So, finally, it’s here. Apple’s iPhone X has arrived with all the pomp and grandiosity of a Persian emperor. But is the Cupertino company’s latest offering–which marks a decade, improbably, since the first iPhone–a market misstep?
200 million people buy an iPhone each year. It is still the world’s most popular smartphone, followed by Samsung’s Galaxy line. The X (pronounced ‘ten’, of course) is packed with features and gadgetry that will delight gizmo-hungry first movers.
There’s facial recognition, which can detect when the phone’s owner is looking at it, an OLED screen (made by Samsung), an A11 bionic chip, and ‘Animoji’, with which users can turn themselves into a talking unicorn, or poo, emoji. The X has dispensed with the famous home button, too, which has annoyed some dyed-in-the-wool enthusiasts, but energized many more.
But the X’s price, $999, has already prompted a wave of criticism from industry experts who feel Tim Cook and co have priced themselves into a dangerous corner, at a pivotal moment for the smartphone industry.
A recent WalletHub survey found that three quarters of respondents did not plan to buy the new iPhone. Many commenters have already singled out the iPhone 8 as a better deal. And many of the X’s new features are already in play on Android-equipped competitors.
Credit debt is already at an all-time high: will consumers decide that the X is a frivolous step too far?
And that’s just in the United States. Elsewhere, it has long been heralded, the Chinese are coming. Huawei, Oppo, Vivo, Xiaomi and others offer a range of cheap and feature-heavy smartphones that could topple Apple’s grip on the global market.
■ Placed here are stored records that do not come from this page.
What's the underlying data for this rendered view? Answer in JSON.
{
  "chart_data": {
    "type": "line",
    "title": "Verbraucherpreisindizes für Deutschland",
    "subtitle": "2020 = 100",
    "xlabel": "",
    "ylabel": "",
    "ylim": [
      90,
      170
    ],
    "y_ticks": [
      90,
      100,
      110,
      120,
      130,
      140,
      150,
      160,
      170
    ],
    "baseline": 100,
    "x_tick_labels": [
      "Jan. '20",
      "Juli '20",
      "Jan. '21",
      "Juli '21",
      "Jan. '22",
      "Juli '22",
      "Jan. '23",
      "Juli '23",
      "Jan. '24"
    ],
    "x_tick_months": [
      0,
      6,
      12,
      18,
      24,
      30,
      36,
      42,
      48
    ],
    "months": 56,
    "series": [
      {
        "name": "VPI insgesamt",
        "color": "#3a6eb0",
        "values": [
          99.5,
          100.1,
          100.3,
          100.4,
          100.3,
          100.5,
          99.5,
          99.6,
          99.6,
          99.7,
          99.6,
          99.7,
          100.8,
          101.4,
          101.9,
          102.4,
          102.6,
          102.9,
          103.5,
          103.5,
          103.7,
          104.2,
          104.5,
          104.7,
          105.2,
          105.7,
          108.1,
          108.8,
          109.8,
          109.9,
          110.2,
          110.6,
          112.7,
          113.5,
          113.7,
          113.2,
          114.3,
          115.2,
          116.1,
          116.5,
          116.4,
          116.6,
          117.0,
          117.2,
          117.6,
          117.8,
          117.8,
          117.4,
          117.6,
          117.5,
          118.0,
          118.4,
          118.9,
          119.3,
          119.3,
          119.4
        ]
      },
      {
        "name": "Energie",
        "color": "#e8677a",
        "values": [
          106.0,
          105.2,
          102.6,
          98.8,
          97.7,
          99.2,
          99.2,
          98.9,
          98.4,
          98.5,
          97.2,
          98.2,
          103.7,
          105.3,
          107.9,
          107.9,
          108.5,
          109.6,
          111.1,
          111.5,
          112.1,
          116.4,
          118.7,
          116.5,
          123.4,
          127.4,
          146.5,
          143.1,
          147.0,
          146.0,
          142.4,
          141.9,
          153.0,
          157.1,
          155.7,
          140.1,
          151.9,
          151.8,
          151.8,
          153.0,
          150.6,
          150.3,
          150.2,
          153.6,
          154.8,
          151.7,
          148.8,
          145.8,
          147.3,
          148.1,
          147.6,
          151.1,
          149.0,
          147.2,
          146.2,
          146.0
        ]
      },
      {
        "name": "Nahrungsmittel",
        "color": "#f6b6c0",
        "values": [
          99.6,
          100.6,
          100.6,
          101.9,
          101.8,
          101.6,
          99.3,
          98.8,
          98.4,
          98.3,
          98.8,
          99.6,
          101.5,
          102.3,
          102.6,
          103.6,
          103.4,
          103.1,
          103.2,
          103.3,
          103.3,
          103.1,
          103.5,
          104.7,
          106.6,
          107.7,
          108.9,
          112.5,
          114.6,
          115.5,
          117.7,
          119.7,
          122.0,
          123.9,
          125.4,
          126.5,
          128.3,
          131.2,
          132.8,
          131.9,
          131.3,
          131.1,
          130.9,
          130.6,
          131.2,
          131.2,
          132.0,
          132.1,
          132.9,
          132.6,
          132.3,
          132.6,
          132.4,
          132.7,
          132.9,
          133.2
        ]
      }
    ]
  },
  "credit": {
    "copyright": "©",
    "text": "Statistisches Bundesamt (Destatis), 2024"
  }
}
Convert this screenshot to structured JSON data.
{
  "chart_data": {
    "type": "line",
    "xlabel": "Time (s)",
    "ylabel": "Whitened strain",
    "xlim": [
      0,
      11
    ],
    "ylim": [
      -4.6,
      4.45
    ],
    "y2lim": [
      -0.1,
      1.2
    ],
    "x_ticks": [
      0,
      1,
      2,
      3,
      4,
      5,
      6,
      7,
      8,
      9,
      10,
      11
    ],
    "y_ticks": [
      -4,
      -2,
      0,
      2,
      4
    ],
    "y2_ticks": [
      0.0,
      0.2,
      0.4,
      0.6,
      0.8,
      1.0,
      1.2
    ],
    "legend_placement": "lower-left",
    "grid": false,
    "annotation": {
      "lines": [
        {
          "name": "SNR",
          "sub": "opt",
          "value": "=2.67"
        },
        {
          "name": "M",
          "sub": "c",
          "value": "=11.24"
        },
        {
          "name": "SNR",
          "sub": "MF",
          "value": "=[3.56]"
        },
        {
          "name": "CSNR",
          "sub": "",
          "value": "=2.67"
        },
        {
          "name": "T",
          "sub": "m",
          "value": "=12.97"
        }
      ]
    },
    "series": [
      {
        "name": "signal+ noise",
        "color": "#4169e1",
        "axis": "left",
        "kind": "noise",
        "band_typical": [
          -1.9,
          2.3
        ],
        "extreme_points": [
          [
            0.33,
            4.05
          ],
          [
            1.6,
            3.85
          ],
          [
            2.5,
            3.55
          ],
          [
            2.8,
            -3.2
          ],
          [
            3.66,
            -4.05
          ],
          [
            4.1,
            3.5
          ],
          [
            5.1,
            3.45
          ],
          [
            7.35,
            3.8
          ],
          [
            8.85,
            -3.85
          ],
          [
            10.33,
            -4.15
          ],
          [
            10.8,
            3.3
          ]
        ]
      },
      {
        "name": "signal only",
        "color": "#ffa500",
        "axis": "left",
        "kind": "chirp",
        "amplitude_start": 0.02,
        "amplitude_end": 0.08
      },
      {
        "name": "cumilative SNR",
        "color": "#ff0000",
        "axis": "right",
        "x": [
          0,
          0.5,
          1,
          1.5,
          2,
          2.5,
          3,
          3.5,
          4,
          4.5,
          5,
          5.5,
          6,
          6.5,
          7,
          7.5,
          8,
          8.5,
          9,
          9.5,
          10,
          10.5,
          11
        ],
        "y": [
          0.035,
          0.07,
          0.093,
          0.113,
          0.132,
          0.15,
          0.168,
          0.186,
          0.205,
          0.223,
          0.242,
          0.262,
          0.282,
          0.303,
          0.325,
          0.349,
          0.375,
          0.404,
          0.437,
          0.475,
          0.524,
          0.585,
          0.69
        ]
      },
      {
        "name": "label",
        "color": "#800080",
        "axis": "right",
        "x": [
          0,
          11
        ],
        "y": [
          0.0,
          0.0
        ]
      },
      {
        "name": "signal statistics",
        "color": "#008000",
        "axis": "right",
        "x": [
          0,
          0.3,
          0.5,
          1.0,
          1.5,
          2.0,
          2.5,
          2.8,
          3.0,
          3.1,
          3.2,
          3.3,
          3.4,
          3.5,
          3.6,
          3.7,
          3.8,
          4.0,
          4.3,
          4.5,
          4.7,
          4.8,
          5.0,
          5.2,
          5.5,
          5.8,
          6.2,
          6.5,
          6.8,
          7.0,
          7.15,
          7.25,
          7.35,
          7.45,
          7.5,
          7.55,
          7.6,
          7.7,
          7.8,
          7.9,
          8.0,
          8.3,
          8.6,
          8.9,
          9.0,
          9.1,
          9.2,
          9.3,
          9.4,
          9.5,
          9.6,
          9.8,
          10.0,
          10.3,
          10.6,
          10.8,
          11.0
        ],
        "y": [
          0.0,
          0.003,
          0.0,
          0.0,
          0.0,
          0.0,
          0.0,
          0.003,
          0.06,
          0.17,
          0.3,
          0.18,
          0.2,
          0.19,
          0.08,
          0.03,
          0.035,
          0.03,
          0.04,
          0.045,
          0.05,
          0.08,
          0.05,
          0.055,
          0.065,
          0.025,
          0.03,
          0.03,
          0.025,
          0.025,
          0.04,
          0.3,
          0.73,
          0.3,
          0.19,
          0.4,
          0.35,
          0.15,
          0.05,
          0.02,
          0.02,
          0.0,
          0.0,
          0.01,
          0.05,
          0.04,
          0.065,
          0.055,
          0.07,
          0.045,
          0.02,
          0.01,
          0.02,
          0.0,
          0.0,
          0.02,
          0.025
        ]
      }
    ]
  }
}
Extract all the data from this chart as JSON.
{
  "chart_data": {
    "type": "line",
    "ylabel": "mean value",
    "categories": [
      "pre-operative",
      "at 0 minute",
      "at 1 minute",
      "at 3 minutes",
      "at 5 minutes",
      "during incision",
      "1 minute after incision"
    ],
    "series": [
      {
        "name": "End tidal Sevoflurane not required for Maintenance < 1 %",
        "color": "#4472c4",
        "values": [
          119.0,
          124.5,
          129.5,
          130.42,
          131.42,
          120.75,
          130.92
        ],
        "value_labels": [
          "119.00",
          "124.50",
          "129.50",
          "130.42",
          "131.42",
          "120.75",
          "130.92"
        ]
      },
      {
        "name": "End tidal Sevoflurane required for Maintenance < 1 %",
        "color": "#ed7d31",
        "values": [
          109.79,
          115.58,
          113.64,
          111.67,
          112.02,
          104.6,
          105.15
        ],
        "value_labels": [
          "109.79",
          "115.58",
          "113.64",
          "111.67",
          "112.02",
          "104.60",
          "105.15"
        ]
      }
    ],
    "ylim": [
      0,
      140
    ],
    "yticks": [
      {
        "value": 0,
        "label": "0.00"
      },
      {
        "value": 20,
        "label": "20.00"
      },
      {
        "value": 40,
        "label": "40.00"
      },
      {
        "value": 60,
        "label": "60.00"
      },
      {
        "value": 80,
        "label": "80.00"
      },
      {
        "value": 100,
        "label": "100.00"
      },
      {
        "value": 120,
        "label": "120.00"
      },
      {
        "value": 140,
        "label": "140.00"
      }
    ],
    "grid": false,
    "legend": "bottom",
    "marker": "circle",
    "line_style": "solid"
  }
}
Huawei has long been advertising its own products hard in Europe–Red Herring even attended an ice hockey match in Minsk, Belarus, whose mascot was a Huawei panda–and, as the third-biggest seller of smartphones worldwide it is probably best placed to topple the Samsung/Apple digital diarchy.
Huawei now has $61bn in sales, and 170,000 employees worldwide. It sold around 140m smartphones in 2016, a figure it expects to surpass by some way this year. By 2018, the company has told Fortune, it expects to sell more handsets than Apple.
Huawei tops domestic smartphone sales in China with just under 21% market share, according to researcher Counterpoint. But others, such as Oppo, Vivo and Xiaomi all take home a big percentage too.
Apple ranks fourth with a 10.7% share. Its opposition is leading the way. And with Chinese smartphone makers reaping more and more from developing markets in Asia and Africa each year, it is doubtful whether Apple’s push in the luxury direction will stand it in good stead for a digital revolution in massive, upcoming mobile markets like Indonesia, Nigeria and the Philippines.
By pricing its latest iPhone at more than the cost of a car in many of those nations, has Apple just missed the latest wave of the smartphone industry?